I am moved by all kinds of racers because no matter what your goal, or who are racing, I see the beauty of determination. It’s a very public way of putting yourself on display for all to see and cheer (or judge) that really is rare in other areas of our life.
That’s probably why I was filled with emotion watching yesterday’s Boston Marathon. I, like many, wanted Shalane Flanagan to win the women’s race. Her story, her determination, her ties to Boston, I connected with all of it and I wanted her to win more than I have ever wanted someone to win a marathon before. And she wanted to win. She made that very clear for all the world to know and then she had to live up to the hype and hopes and dreams of all those who now followed her.
She attained a personal best (by 3 minutes) but she did not win the race and you could feel her sadness along side her joy. She raced the other elite woman, the course and herself and on that day, she was not the best amongst others but she was the best that she could be.
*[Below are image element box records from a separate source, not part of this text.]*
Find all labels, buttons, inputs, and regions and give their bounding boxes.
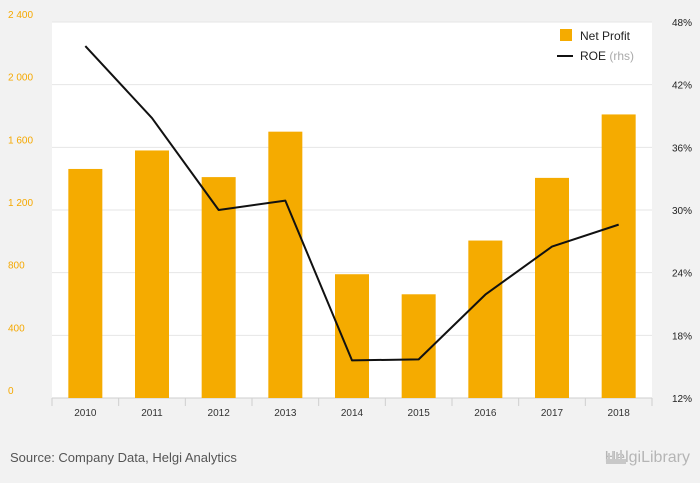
bar — [468, 240, 503, 398]
bar — [401, 294, 436, 398]
x-tick-label: 2014 — [341, 408, 364, 419]
brand-name: HelgiLibrary — [604, 449, 690, 466]
y-right-tick-label: 42% — [672, 81, 692, 92]
y-right-tick-label: 18% — [672, 331, 692, 342]
legend-swatch-net-profit — [560, 29, 572, 41]
bar — [601, 114, 636, 398]
bar — [68, 168, 103, 398]
y-left-tick-label: 2 400 — [8, 10, 33, 21]
bar — [135, 150, 169, 398]
x-tick-label: 2010 — [74, 408, 97, 419]
bar — [268, 131, 303, 398]
x-tick-label: 2012 — [208, 408, 231, 419]
y-left-tick-label: 800 — [8, 261, 25, 272]
y-right-tick-label: 24% — [672, 269, 692, 280]
bar — [535, 177, 569, 398]
x-tick-label: 2011 — [141, 408, 163, 419]
y-right-tick-label: 30% — [672, 206, 692, 217]
x-tick-label: 2017 — [541, 408, 564, 419]
bar — [201, 177, 236, 398]
source-note: Source: Company Data, Helgi Analytics — [10, 450, 237, 465]
library-icon — [605, 450, 626, 464]
x-tick-label: 2016 — [474, 408, 497, 419]
y-left-tick-label: 0 — [8, 386, 14, 397]
y-right-tick-label: 12% — [672, 394, 692, 405]
y-left-tick-label: 1 200 — [8, 198, 33, 209]
legend-label-net-profit: Net Profit — [580, 29, 631, 43]
legend-label-roe: ROE (rhs) — [580, 49, 634, 63]
brand-logo: HelgiLibrary — [605, 449, 690, 467]
bar — [335, 274, 369, 398]
x-tick-label: 2015 — [408, 408, 431, 419]
y-left-tick-label: 2 000 — [8, 73, 33, 84]
legend-label-roe-suffix: (rhs) — [609, 49, 634, 63]
x-tick-label: 2013 — [274, 408, 297, 419]
x-tick-label: 2018 — [608, 408, 631, 419]
y-right-tick-label: 36% — [672, 143, 692, 154]
y-left-tick-label: 400 — [8, 323, 25, 334]
y-left-tick-label: 1 600 — [8, 135, 33, 146]
y-right-tick-label: 48% — [672, 18, 692, 29]
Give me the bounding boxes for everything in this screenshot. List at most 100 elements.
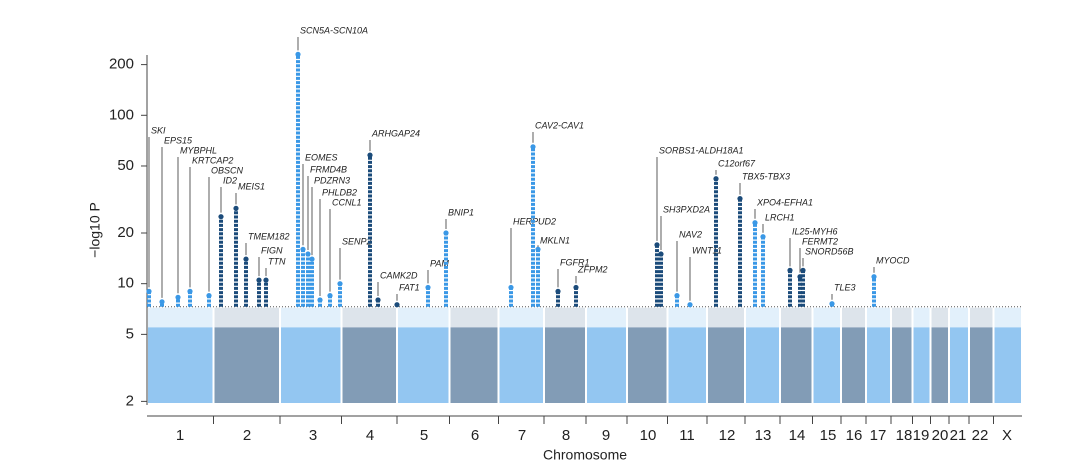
locus-peak [305,251,311,257]
chromosome-band [708,327,744,403]
x-tick-label: 7 [518,427,526,444]
locus-peak [443,230,449,236]
chromosome-band [746,327,779,403]
chromosome-band [148,327,213,403]
chromosome-band [950,327,968,403]
locus-peak [159,299,165,305]
chromosome-band [342,307,396,328]
chromosome-band [913,307,930,328]
chromosome-band [781,327,812,403]
x-tick-label: 11 [679,427,695,444]
locus-peak [263,277,269,283]
gene-label: SKI [151,125,166,135]
gene-label: MEIS1 [238,181,265,191]
gene-label: PAM [430,258,449,268]
locus-peak [218,214,224,220]
locus-peak [256,277,262,283]
y-tick-label: 100 [109,106,134,123]
x-tick-label: 18 [896,427,913,444]
x-tick-label: 8 [562,427,570,444]
x-tick-label: 15 [820,427,837,444]
chromosome-band [450,307,498,328]
gene-label: C12orf67 [718,158,756,168]
locus-peak [687,302,693,308]
gene-label: TMEM182 [248,231,290,241]
locus-peak [367,152,373,158]
gene-label: EOMES [305,152,338,162]
x-tick-label: 19 [913,427,930,444]
chromosome-band [892,327,912,403]
locus-peak [555,288,561,294]
x-tick-label: 21 [950,427,967,444]
gene-label: BNIP1 [448,207,474,217]
locus-peak [829,301,835,307]
x-tick-label: 4 [366,427,374,444]
chromosome-band [867,307,890,328]
locus-peak [243,256,249,262]
chromosome-band [668,307,706,328]
locus-peak [317,297,323,303]
gene-label: TTN [268,256,286,266]
chromosome-band [842,307,865,328]
locus-peak [187,288,193,294]
gene-label: TLE3 [834,282,856,292]
gene-label: SH3PXD2A [663,204,710,214]
x-tick-label: 1 [176,427,184,444]
locus-peak [233,205,239,211]
chromosome-band [281,327,341,403]
chromosome-band [892,307,912,328]
chromosome-band [450,327,498,403]
locus-peak [800,267,806,273]
locus-peak [425,284,431,291]
chromosome-band [994,327,1021,403]
x-tick-label: 14 [789,427,806,444]
chromosome-band [842,327,865,403]
x-tick-label: 17 [870,427,887,444]
chromosome-band [148,307,213,328]
gene-label: SORBS1-ALDH18A1 [659,145,744,155]
chromosome-band [867,327,890,403]
locus-peak [871,274,877,280]
chromosome-band [587,307,626,328]
x-tick-label: 22 [972,427,989,444]
gene-label: CCNL1 [332,197,362,207]
chromosome-band [668,327,706,403]
gene-label: EPS15 [164,135,193,145]
chromosome-band [781,307,812,328]
chromosome-band [628,307,667,328]
gene-label: IL25-MYH6 [792,226,838,236]
locus-peak [508,284,514,291]
chromosome-band [931,307,948,328]
x-tick-label: 16 [846,427,863,444]
x-axis-title: Chromosome [543,447,627,463]
chromosome-band [398,307,449,328]
locus-peak [327,292,333,299]
gene-label: XPO4-EFHA1 [756,197,813,207]
chromosome-band [950,307,968,328]
locus-peak [300,246,306,252]
locus-peak [737,196,743,202]
locus-peak [394,302,400,308]
gene-label: FERMT2 [802,236,838,246]
locus-peak [573,284,579,291]
chromosome-band [281,307,341,328]
locus-peak [206,292,212,299]
locus-peak [658,251,664,257]
x-tick-label: 6 [471,427,479,444]
locus-peak [295,51,301,57]
gene-label: CAMK2D [380,270,418,280]
gene-label: MYOCD [876,255,910,265]
gene-label: TBX5-TBX3 [742,171,790,181]
chromosome-band [214,307,279,328]
gene-label: NAV2 [679,229,702,239]
y-tick-label: 2 [126,392,134,409]
y-tick-label: 20 [117,224,134,241]
chromosome-band [499,307,543,328]
gene-label: SCN5A-SCN10A [300,25,368,35]
chromosome-band [545,307,585,328]
chromosome-band [970,327,993,403]
gene-label: FIGN [261,245,283,255]
locus-peak [530,144,536,150]
y-tick-label: 5 [126,325,134,342]
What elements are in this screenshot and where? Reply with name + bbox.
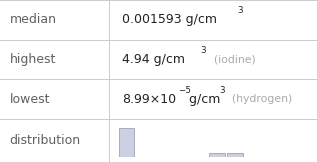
Text: 4.94 g/cm: 4.94 g/cm [122,53,185,66]
Text: 0.001593 g/cm: 0.001593 g/cm [122,13,217,26]
Bar [119,128,134,157]
Bar [227,153,243,157]
Text: distribution: distribution [10,134,81,147]
Text: −5: −5 [178,86,191,95]
Text: g/cm: g/cm [185,93,220,106]
Text: (hydrogen): (hydrogen) [225,94,292,104]
Text: median: median [10,13,56,26]
Bar [209,153,225,157]
Text: 8.99×10: 8.99×10 [122,93,176,106]
Text: 3: 3 [200,46,206,55]
Text: highest: highest [10,53,56,66]
Text: 3: 3 [220,86,225,95]
Text: 3: 3 [238,6,243,15]
Text: lowest: lowest [10,93,50,106]
Text: (iodine): (iodine) [207,55,256,64]
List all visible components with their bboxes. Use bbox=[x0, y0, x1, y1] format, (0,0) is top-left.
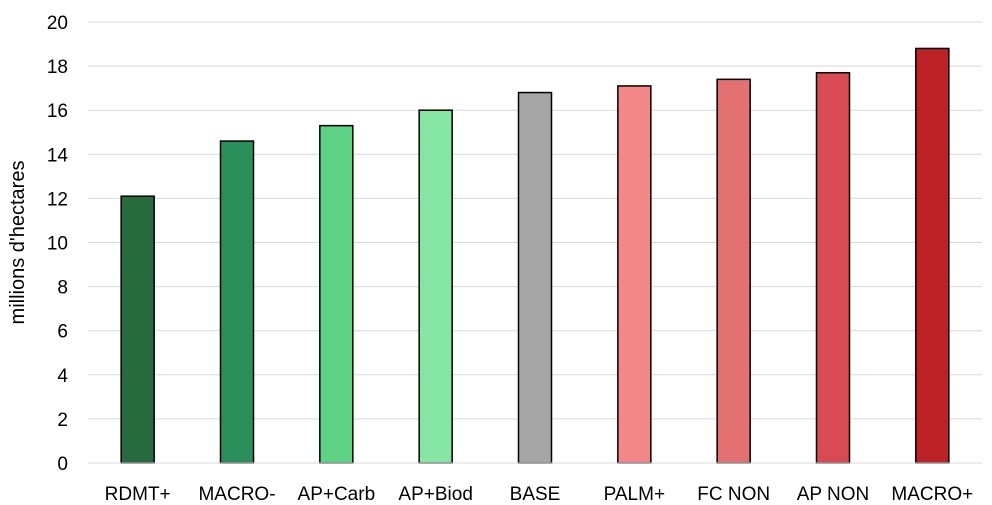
y-tick-label: 6 bbox=[57, 322, 68, 343]
bar bbox=[319, 124, 354, 464]
x-category-label: MACRO- bbox=[198, 484, 275, 505]
y-tick-label: 20 bbox=[47, 13, 68, 34]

Then there was Meb Keflezighi on the men’s side. Meb and I are less than 1 year apart in age. I cheer for him for many reasons but truth be told, I like seeing that you can continue to compete at any level, including the top elite level at age 38. He ran his race yesterday and when it looked like he might be caught, he dug deeper. My legs ached watching him. He went to the depths of his physical being and demanded more. Some days you demand more and your body does not respond. Some days you demand more and you summon the strength to continue. Yesterday, Meb put on a display for all athletes to see the true meaning of trusting your body and digging deep. His joy was my joy when he crossed that finish line.
I think both the win for Meb and the loss for Shalane were some of the most beautiful things I have seen lately and one of the reason I love these sports so much. I see it as a microcosm for life itself where the greatest joys can come from sharing your dreams, daring to go for it and allowing the rest of the world to cheer you on and in the end, the courage to try matters so much more than the final result.